当前位置: 首页 > backend >正文

Unit 3 训练一个Q-Learning智能体 Frozen-Lake-v1

Frozen-Lake-v1环境描述

“冰冻湖”(Frozen Lake)环境要求玩家从起点穿越到终点,过程中不能掉入任何洞中,只能通过在冰冻的湖面上行走来完成。由于冰冻湖面的湿滑特性,玩家可能并不总是能按照预想的方向移动。游戏开始时,玩家位于冰冻湖网格世界的起始位置 [0,0],而目标位置则位于世界的另一端,例如在 4x4 的环境中为 [3,3]。当使用预先设定的地图时,冰面上的洞会分布在固定的位置;而当生成随机地图时,洞则会随机分布在各个位置。玩家会不断移动,直到到达目标位置或掉入洞中为止。由于湖面湿滑(除非禁用此特性),玩家有时可能会朝着与预想方向垂直的方向移动(请参见 is_slippery 参数)。随机生成的世界中总会存在一条通往目标的路径。
在这里插入图片描述

动作空间(Action Space)

动作的形状为 (1,),其取值范围在 {0, 3} 之间,表示玩家移动的方向。

  • 0:向左移动
  • 1:向下移动
  • 2:向右移动
  • 3:向上移动
观测空间(Observation Space)

观测值是一个表示玩家当前位置的数值,计算方式为 current_row * ncols + current_col(其中行和列的编号均从 0 开始)。例如,在 4x4 的地图中,目标位置的观测值可以这样计算:3 * 4 + 3 = 15。可能的观测值数量取决于地图的大小。观测值以整数(int())形式返回。

起始状态(Starting State)

每个回合(episode)开始时,玩家处于状态 [0](即位置 [0, 0])。

奖励(Rewards)

奖励机制如下:

  • 到达目标:+1
  • 掉入洞中:0
  • 停留在冰冻湖面上(未到达目标也未掉入洞中):0
回合结束(Episode End)

当以下情况发生时,回合结束:

  • 终止条件(Termination):玩家掉入洞中。
  • 玩家到达目标位置,该位置为 max(nrow) * max(ncol) - 1(即位置 [max(nrow)-1, max(ncol)-1])。
  • 截断条件(Truncation,当使用 time_limit 包装器时):
    • 对于 4x4 的环境,回合长度为 100。
    • 对于 FrozenLake8x8-v1 环境,回合长度为 200。
信息(Information)

step()reset() 函数返回一个包含以下键的字典:

  • p - 状态的转移概率。
  • 有关转移概率的详细信息,请参见 is_slippery 参数的说明。
参数 (Arguments)
import gymnasium as gym
gym.make('FrozenLake-v1', desc=None, map_name="4x4", is_slippery=True)
  • “S” for Start tile
  • “G” for Goal tile
  • “F” for frozen tile
  • “H” for a tile with a hole

随机地图生成:

from gymnasium.envs.toy_text.frozen_lake import generate_random_map
gym.make('FrozenLake-v1', desc=generate_random_map(size=8))

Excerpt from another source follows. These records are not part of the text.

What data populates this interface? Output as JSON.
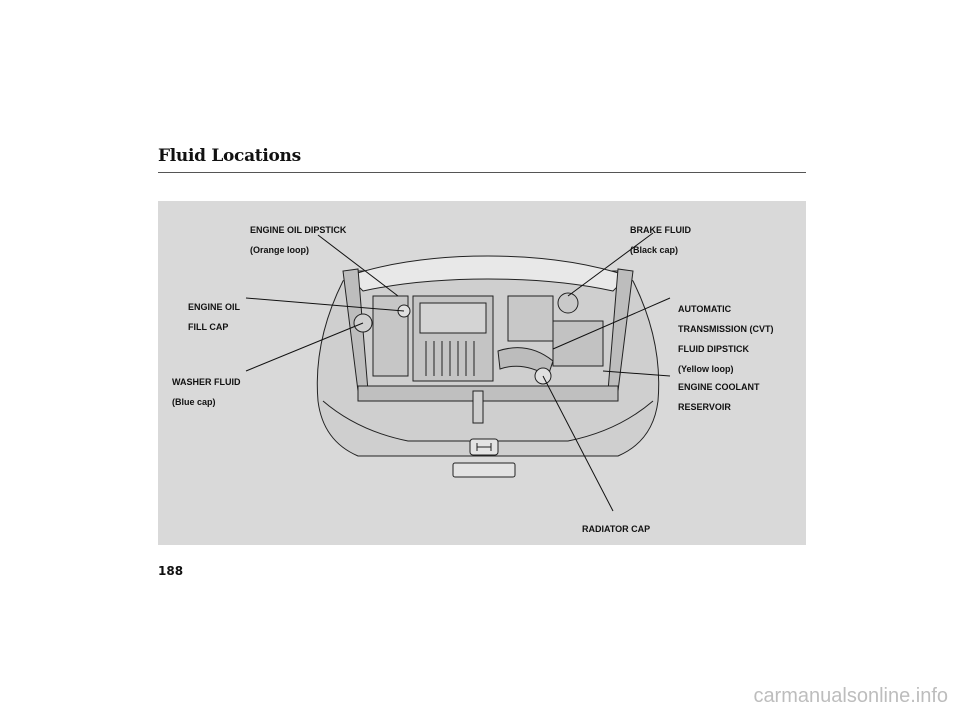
{
  "page": {
    "title": "Fluid Locations",
    "page_number": "188",
    "watermark": "carmanualsonline.info"
  },
  "callouts": {
    "engine_oil_dipstick": {
      "line1": "ENGINE OIL DIPSTICK",
      "line2": "(Orange loop)"
    },
    "brake_fluid": {
      "line1": "BRAKE FLUID",
      "line2": "(Black cap)"
    },
    "engine_oil_fill_cap": {
      "line1": "ENGINE OIL",
      "line2": "FILL CAP"
    },
    "cvt_dipstick": {
      "line1": "AUTOMATIC",
      "line2": "TRANSMISSION (CVT)",
      "line3": "FLUID DIPSTICK",
      "line4": "(Yellow loop)"
    },
    "washer_fluid": {
      "line1": "WASHER FLUID",
      "line2": "(Blue cap)"
    },
    "engine_coolant_reservoir": {
      "line1": "ENGINE COOLANT",
      "line2": "RESERVOIR"
    },
    "radiator_cap": {
      "line1": "RADIATOR CAP"
    }
  },
  "colors": {
    "panel": "#d9d9d9",
    "line": "#111111",
    "rule": "#555555"
  }
}
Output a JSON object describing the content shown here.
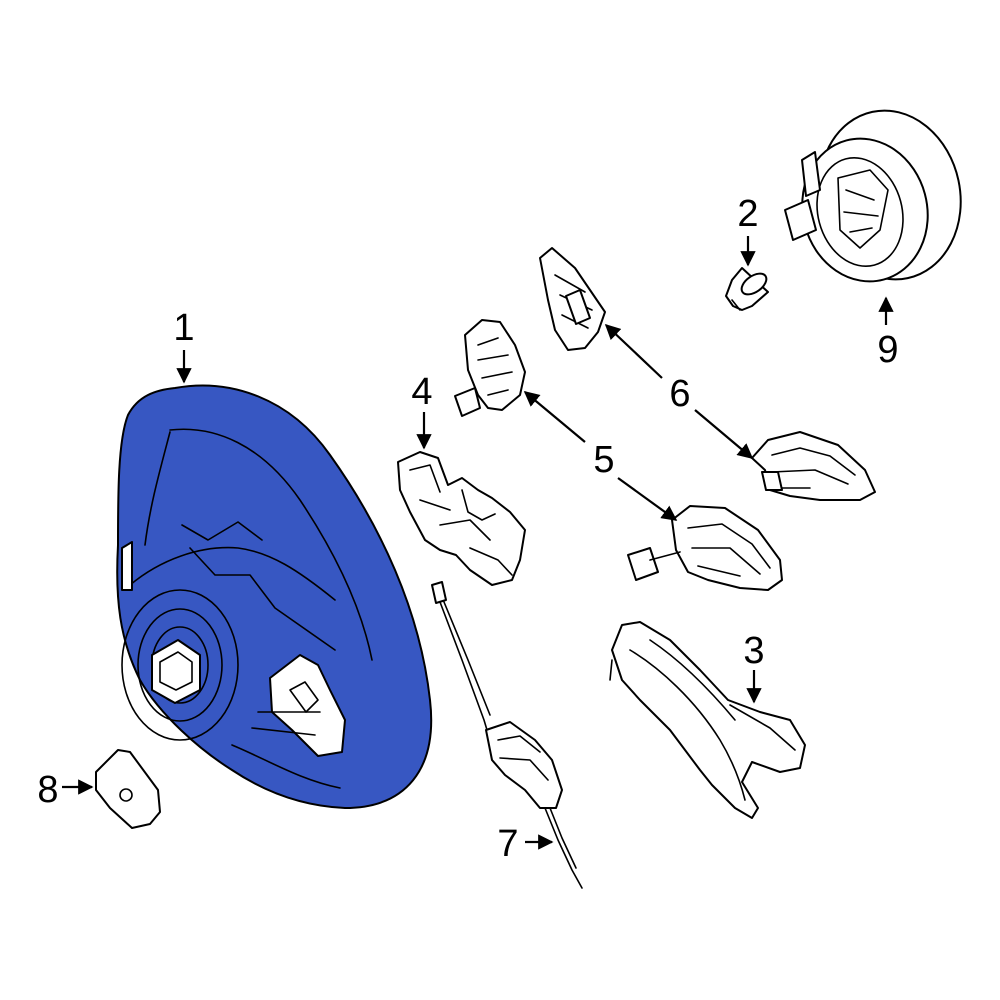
{
  "colors": {
    "highlight": "#3757c2",
    "ink": "#000000",
    "background": "#ffffff"
  },
  "callouts": {
    "c1": "1",
    "c2": "2",
    "c3": "3",
    "c4": "4",
    "c5": "5",
    "c6": "6",
    "c7": "7",
    "c8": "8",
    "c9": "9"
  }
}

is_slippery=True:如果设置为 True,玩家将以 1/3 的概率按照预想的方向移动,否则将以相等的概率(即每个垂直方向各 1/3 的概率)朝着与预想方向垂直的其中一个方向移动。

Frozen Lake ⛄ (non slippery version)

训练Q-Learning智能体,使其仅在冰冻的格子(F)上行走,避开洞穴(H),从而从起始状态(S)导航到目标状态(G)。

有两种尺寸的环境:

  • map_name=“4x4”:4x4 的网格版本
  • map_name=“8x8”:8x8 的网格版本

该环境有两种模式:

  • is_slippery=False:由于冰冻湖面不滑,智能体总是会按照预想的方向移动(确定性环境)。
  • is_slippery=True:由于冰冻湖面湿滑,智能体可能并不总是会按照预想的方向移动(随机性环境)。

先从简单的 4x4 地图和不滑模式开始。我们添加了一个名为 render_mode = "rgb_array" 的参数,用于指定环境的可视化方式。“rgb_array”:返回一个表示环境当前状态的单帧图像。这个帧是一个形状为 (x, y, 3) 的 np.ndarray,代表一个 x 行 y 列像素图像的 RGB 值。

import os
import tqdm
import random   # To generate random numbers
import imageio  # To generate a replay video
import numpy as np
import gymnasium as gym
import pickle5 as pickle  # Save/Load model
from tqdm.notebook import tqdm
# 创建环境
env = gym.make("FrozenLake-v1", map_name="8x8", is_slippery=False, render_mode="rgb_array")
print("_____OBSERVATION SPACE_____ \n")
print("Observation Space", env.observation_space)
print("Sample observation", env.observation_space.sample())  # Get a random observation
_____OBSERVATION SPACE_____ Observation Space Discrete(64)
Sample observation 35
print("\n _____ACTION SPACE_____ \n")
print("Action Space Shape", env.action_space.n)
print("Action Space Sample", env.action_space.sample())  # Take a random action
 _____ACTION SPACE_____ Action Space Shape 4
Action Space Sample 1
创建并初始化Q-Table
state_space = env.observation_space.n
action_space = env.action_space.ndef initialize_q_table(state_space, action_space):Qtable = np.zeros((state_space, action_space))return QtableQtable_frozenlake = initialize_q_table(state_space, action_space)print("Q-Table :\n", Qtable_frozenlake)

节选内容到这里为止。